Copyright
AI2 Drops Molmo2: Open Video Models That Actually Know Where Things Are
The Allen Institute releases vision-language models with pixel-perfect grounding capabilities, trained on 9 million videos without using proprietary model outputs—and they're beating Gemini at its own game.

The Allen Institute releases vision-language models with pixel-perfect grounding capabilities, trained on 9 million videos without using proprietary model outputs—and they're beating Gemini at its own game.
Point at any object in a video frame and ask "what happens to this next?" Molmo2 will track it through time and space with precision that, according to AI2's benchmarks, surpasses Google's Gemini 3 Pro on grounding tasks. The 8-billion parameter model achieves 38.4% F1 on video pointing compared to Gemini 1.5 Pro's 20.0%, while the entire training dataset—nine new collections covering captioning, question-answering, and tracking—is being released alongside the weights.
AI2 appears to have closed something that's plagued open-source vision models: the grounding gap. While proprietary systems from OpenAI and Anthropic keep their training data locked away, AI2 built their datasets from scratch. They avoided distilling outputs from closed models, a practice that's become standard in the open-source community but raises legal and quality concerns.
"The model achieves frontier-class performance with fewer parameters," notes The Robot Report, highlighting how the 8B version outperforms AI2's previous 72B Molmo despite being nine times smaller. The efficiency story extends to training data: Molmo2 used 9.19 million videos compared to the 72.5 million that competitors typically require, according to WaveSpeedAI's analysis.
The technical architecture, detailed in the arXiv paper, introduces several optimizations including efficient packing, message-tree encoding, and bi-directional attention. The methodological innovation may matter more. By creating seven new video datasets that avoid proprietary model outputs, AI2 sidesteps both potential legal issues and the quality degradation that comes from training on synthetic data.

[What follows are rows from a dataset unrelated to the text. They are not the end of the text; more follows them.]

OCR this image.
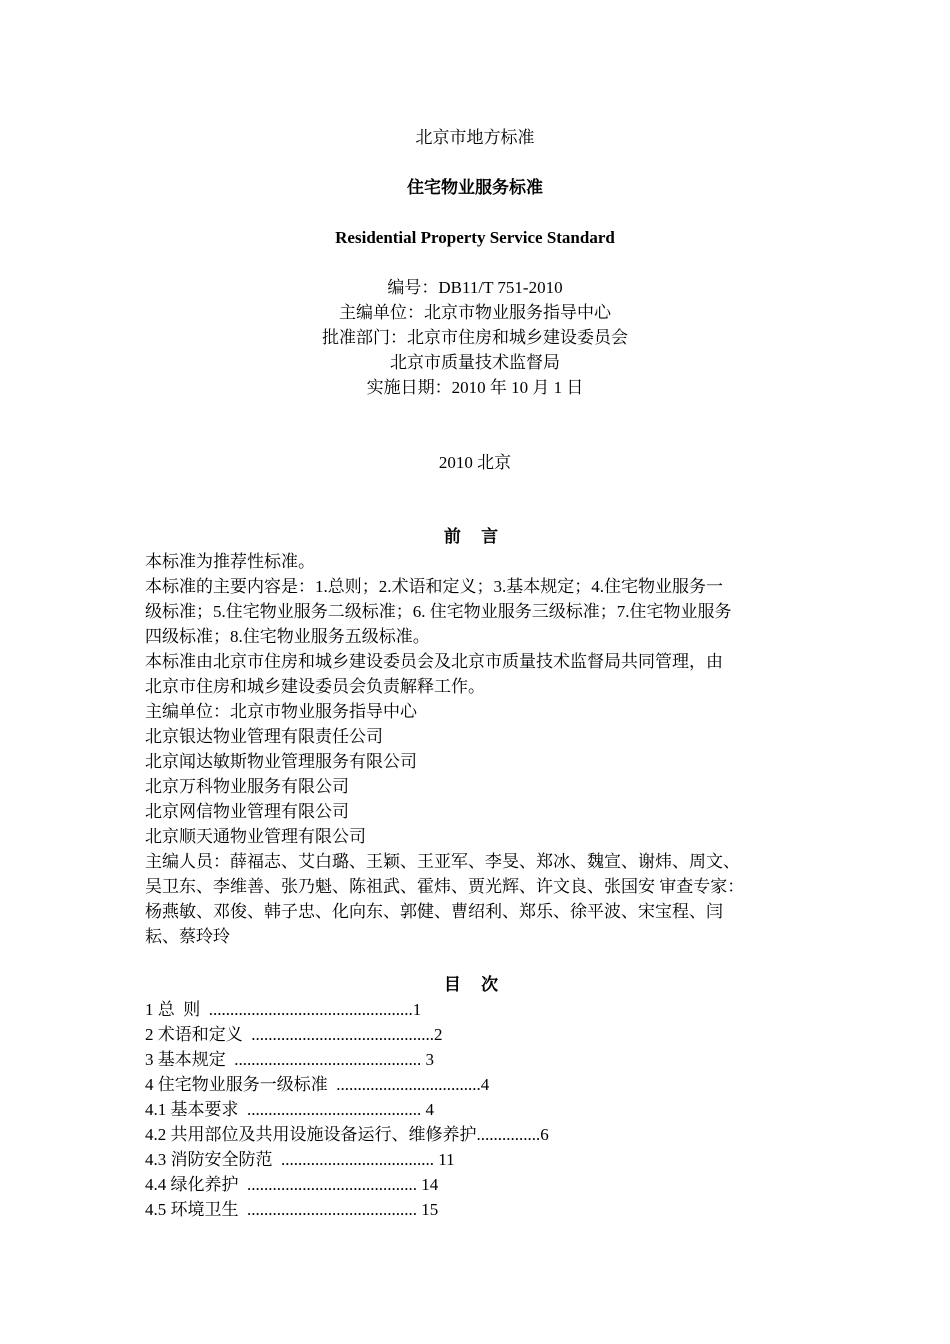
北京市地方标准
住宅物业服务标准
Residential Property Service Standard
编号：DB11/T 751-2010
主编单位：北京市物业服务指导中心
批准部门：北京市住房和城乡建设委员会
北京市质量技术监督局
实施日期：2010 年 10 月 1 日
2010 北京
前 言
本标准为推荐性标准。
本标准的主要内容是：1.总则；2.术语和定义；3.基本规定；4.住宅物业服务一
级标准；5.住宅物业服务二级标准；6. 住宅物业服务三级标准；7.住宅物业服务
四级标准；8.住宅物业服务五级标准。
本标准由北京市住房和城乡建设委员会及北京市质量技术监督局共同管理，由
北京市住房和城乡建设委员会负责解释工作。
主编单位：北京市物业服务指导中心
北京银达物业管理有限责任公司
北京闻达敏斯物业管理服务有限公司
北京万科物业服务有限公司
北京网信物业管理有限公司
北京顺天通物业管理有限公司
主编人员：薛福志、艾白璐、王颖、王亚军、李旻、郑冰、魏宣、谢炜、周文、
吴卫东、李维善、张乃魁、陈祖武、霍炜、贾光辉、许文良、张国安 审查专家：
杨燕敏、邓俊、韩子忠、化向东、郭健、曹绍利、郑乐、徐平波、宋宝程、闫
耘、蔡玲玲
目 次
1 总  则  ................................................1
2 术语和定义  ...........................................2
3 基本规定  ............................................ 3
4 住宅物业服务一级标准  ..................................4
4.1 基本要求  ......................................... 4
4.2 共用部位及共用设施设备运行、维修养护...............6
4.3 消防安全防范  .................................... 11
4.4 绿化养护  ........................................ 14
4.5 环境卫生  ........................................ 15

Three models comprise the family: a 4B parameter version for edge deployment, the flagship 8B built on Qwen3 architecture, and a 7B variant using AI2's own Olmo base. Each targets different deployment scenarios. The 4B handles content moderation and cataloging efficiently, while the 8B tackles complex multi-frame reasoning tasks.

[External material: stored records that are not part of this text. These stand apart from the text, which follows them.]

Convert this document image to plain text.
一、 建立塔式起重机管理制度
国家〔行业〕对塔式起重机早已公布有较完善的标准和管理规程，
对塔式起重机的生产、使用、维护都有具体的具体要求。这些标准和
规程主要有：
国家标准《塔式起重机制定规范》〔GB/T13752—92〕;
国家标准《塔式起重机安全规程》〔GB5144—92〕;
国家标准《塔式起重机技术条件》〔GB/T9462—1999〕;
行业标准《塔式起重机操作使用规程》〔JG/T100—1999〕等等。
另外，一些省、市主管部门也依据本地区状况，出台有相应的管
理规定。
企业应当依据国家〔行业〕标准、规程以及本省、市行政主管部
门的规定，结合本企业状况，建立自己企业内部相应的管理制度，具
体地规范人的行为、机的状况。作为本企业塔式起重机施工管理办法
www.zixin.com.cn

Get the latest model rankings, product launches, and evaluation insights delivered to your inbox.
WaveSpeedAI has already integrated the models into their API, emphasizing low-latency inference for real-time applications. Fireworks AI hosts the 8B variant with optimized GPU deployment for enterprises. The rapid platform adoption suggests pent-up demand for open alternatives to proprietary vision APIs.
The grounding capabilities represent a specific technical advance: spatio-temporal localization. Users can select pixels in one frame and track them across time, or point to an object and ask questions about its trajectory. On video tracking benchmarks, Molmo2 achieves 56.2 J&F score, establishing what alphaXiv discussion calls a new state-of-the-art for open models.
Questions remain about generalization. The benchmarks where Molmo2 excels—pointing, counting, tracking—are narrow compared to the broad capabilities claimed by frontier labs. The model's performance on creative tasks, complex reasoning, or adversarial inputs hasn't been extensively documented.
AI2's emphasis on transparency extends beyond releasing weights. They've published the complete training recipe, data collection methodology, and evaluation protocols. This level of openness contrasts sharply with the black-box approach of commercial providers, though it also means competitors can immediately replicate and extend the work.
The timing matters. As video generation models proliferate and synthetic content floods platforms, the ability to precisely identify and track objects becomes critical infrastructure. Content moderation, fact-checking, and attribution all require models that can ground claims in specific visual evidence.
Video creators gain pixel-level annotation tools with no API dependencies. Enterprises can deploy grounding capabilities on-premise, avoiding data leakage. Researchers receive complete reproducibility through data, weights, and training code. The 4B model enables real-time video analysis on consumer hardware, and open datasets provide training material for specialized domain adaptation.
The real test comes next: whether the community can build on these foundations faster than proprietary labs can extend their lead. AI2 has open-sourced the picks and shovels for video understanding. What gets built with them will determine if this marks a turning point or merely narrows the gap.